28 Ekim 2012 Pazar

Cennetten bir köşe: Koru

Cumartesi görünümlü pazar gününe uyandım. Kaç gündür hiç acil konsültasyon gelmiyor oluşu ve dışarıda havanın çok güzel oluşu "Acaba Şavşat'a gidip Karagöl'ü mü görsem" sorularının beynimde yankılanmasına sebep oldu. Hemen açıp internette ufak bir araştırma yaptım.

Şavşat, Artvin'den 60km, Karagöl de Şavşat'tan 25km uzaklıkta, yani yaklaşık bir saatlik bir yolculuk anlamına geliyor. Ama araştırmalarıma göre, Şavşat'tan Karagöl'e dolmuş veya araç yok, ancak özel araçla gidilebiliyor. Bunun yanında yol da asfalt bile değil, toprak yol. Hatta Belediye Başkanı, Karagöl de Türkiye'nin istilaya uğrayan diğer değerlerine benzemesin diye yolu yaptırmaya niyetli bile değilmiş.

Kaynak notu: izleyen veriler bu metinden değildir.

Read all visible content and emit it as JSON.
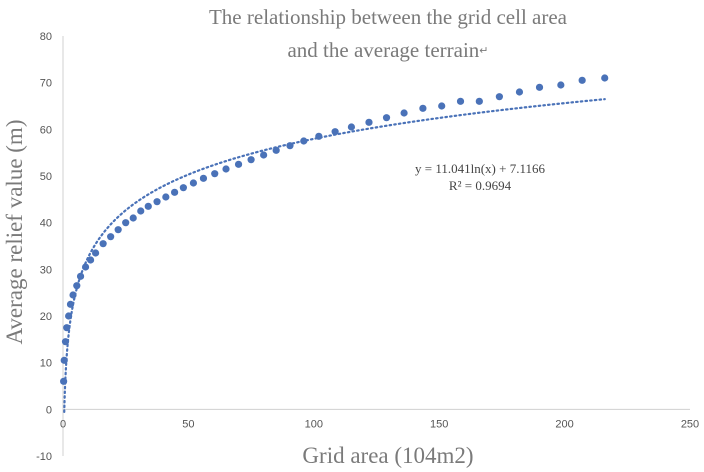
{
  "chart_data": {
    "type": "scatter",
    "title_lines": [
      "The relationship between the grid cell area",
      "and the average terrain"
    ],
    "title_mark": "↵",
    "xlabel": "Grid area (104m2)",
    "ylabel": "Average relief value (m)",
    "xlim": [
      0,
      250
    ],
    "ylim": [
      -10,
      80
    ],
    "xticks": [
      0,
      50,
      100,
      150,
      200,
      250
    ],
    "yticks": [
      -10,
      0,
      10,
      20,
      30,
      40,
      50,
      60,
      70,
      80
    ],
    "grid": false,
    "legend": "none",
    "series": [
      {
        "type": "scatter",
        "color": "#4a72b8",
        "x": [
          0.25,
          0.5,
          1,
          1.5,
          2.25,
          3,
          4,
          5.5,
          7,
          9,
          11,
          13,
          16,
          19,
          22,
          25,
          28,
          31,
          34,
          37.5,
          41,
          44.5,
          48,
          52,
          56,
          60.5,
          65,
          70,
          75,
          80,
          85,
          90.5,
          96,
          102,
          108.5,
          115,
          122,
          129,
          136,
          143.5,
          151,
          158.5,
          166,
          174,
          182,
          190,
          198.5,
          207,
          216
        ],
        "y": [
          6,
          10.5,
          14.5,
          17.5,
          20,
          22.5,
          24.5,
          26.5,
          28.5,
          30.5,
          32,
          33.5,
          35.5,
          37,
          38.5,
          40,
          41,
          42.5,
          43.5,
          44.5,
          45.5,
          46.5,
          47.5,
          48.5,
          49.5,
          50.5,
          51.5,
          52.5,
          53.5,
          54.5,
          55.5,
          56.5,
          57.5,
          58.5,
          59.5,
          60.5,
          61.5,
          62.5,
          63.5,
          64.5,
          65,
          66,
          66,
          67,
          68,
          69,
          69.5,
          70.5,
          71
        ]
      },
      {
        "type": "trendline",
        "style": "dotted",
        "color": "#4a72b8",
        "formula": "logarithmic",
        "a": 11.041,
        "b": 7.1166,
        "x_range": [
          0.5,
          216
        ]
      }
    ],
    "annotations": {
      "equation": "y = 11.041ln(x) + 7.1166",
      "r_squared": "R² = 0.9694"
    }
  }
}
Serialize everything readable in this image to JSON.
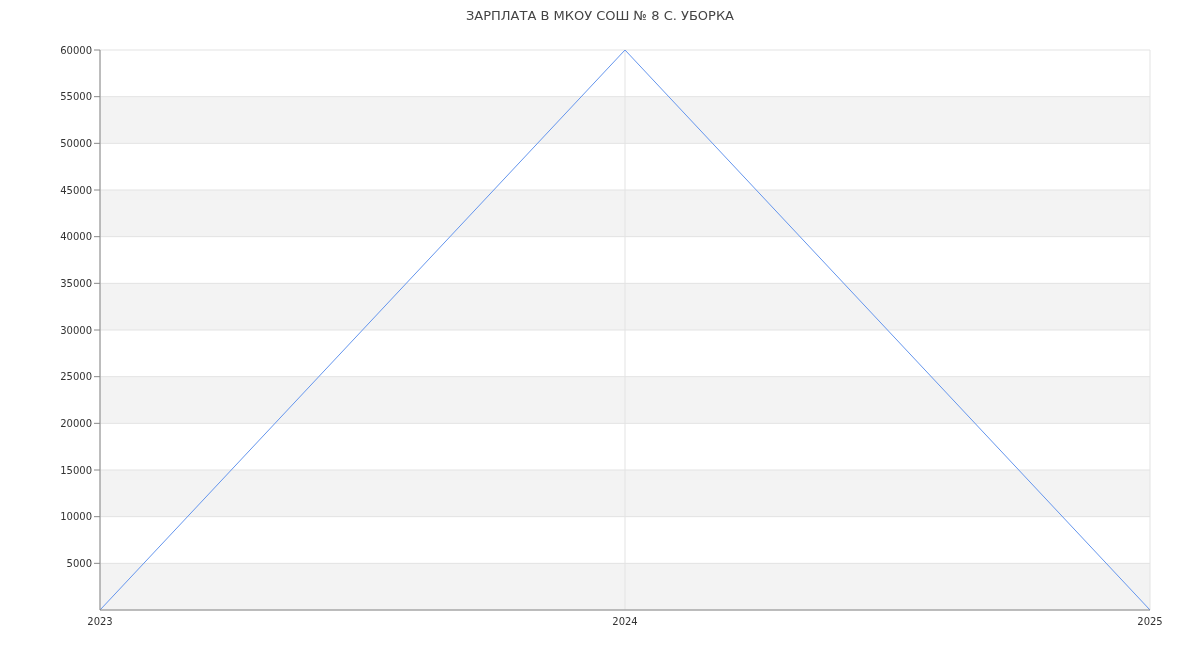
{
  "chart_data": {
    "type": "line",
    "title": "ЗАРПЛАТА В МКОУ СОШ № 8 С. УБОРКА",
    "x": [
      2023,
      2024,
      2025
    ],
    "series": [
      {
        "color": "#6495ed",
        "values": [
          0,
          60000,
          0
        ]
      }
    ],
    "xlim": [
      2023,
      2025
    ],
    "xticks": [
      2023,
      2024,
      2025
    ],
    "ylim": [
      0,
      60000
    ],
    "yticks": [
      5000,
      10000,
      15000,
      20000,
      25000,
      30000,
      35000,
      40000,
      45000,
      50000,
      55000,
      60000
    ],
    "grid": true
  }
}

Sonuç olarak bu planı rafa kaldırdım. Daha önce duyduğum ve yürürken uzaktan gördüğüm Koru Otel Restoran'da kahvaltı etmeye karar verdim. Yürüyerek Polisevi'nden 5-10 dakikalık bir mesafede, ağaçların arasında, manzarasının çok güzel olduğunu tahmin ettiğim bir yer.

Daha yürürken bile, Artvin Merkez'den uzaklaştıkça Artvin'in manzarası güzelleşti. Bol bol fotoğraf çektim.

En solda Çoruh Nehri, ufak tepede Artvin Kalesi ve yokuşta Artvin

Gittiğimde kimse yoktu. Muhteşem bir manzara beni karşıladı. Hemen bir yere oturup kahvaltı siparişi verdim.

Koru Otel & Restaurant



Fotoğrafta yok ama sonradan omlet ve petekte bal da geldi. Her şey çok lezzetliydi. Lezzetin ötesinde manzara ve konum Artvin için çok sıra dışıydı (Bir de arkada sürekli Türkü çalmasaydı iyiydi, belki Joy FM tam olabilirdi). Kahvaltımı bitirip manzaraya da doyunca odaya döndüm.

Hafızalarımı yedekleyip bilgisayarın masaüstünü topladıktan sonra oda arkadaşım memleketten döndü. Hem de bir kutu kavurmayla birlikte. Polisevinde yine akşam yemeği olmadığı için bakkaldan aldığımız ekmek ve ayranlarla bir güzel mideye indirdik. Çok iyi oldu.

Kavurma ve ayranın çöken ağırlığı ile kitap okumanın dayanılmaz hafifliği uykumu getirdi ve karşı koyamayıp erkenden uyuyakaldım.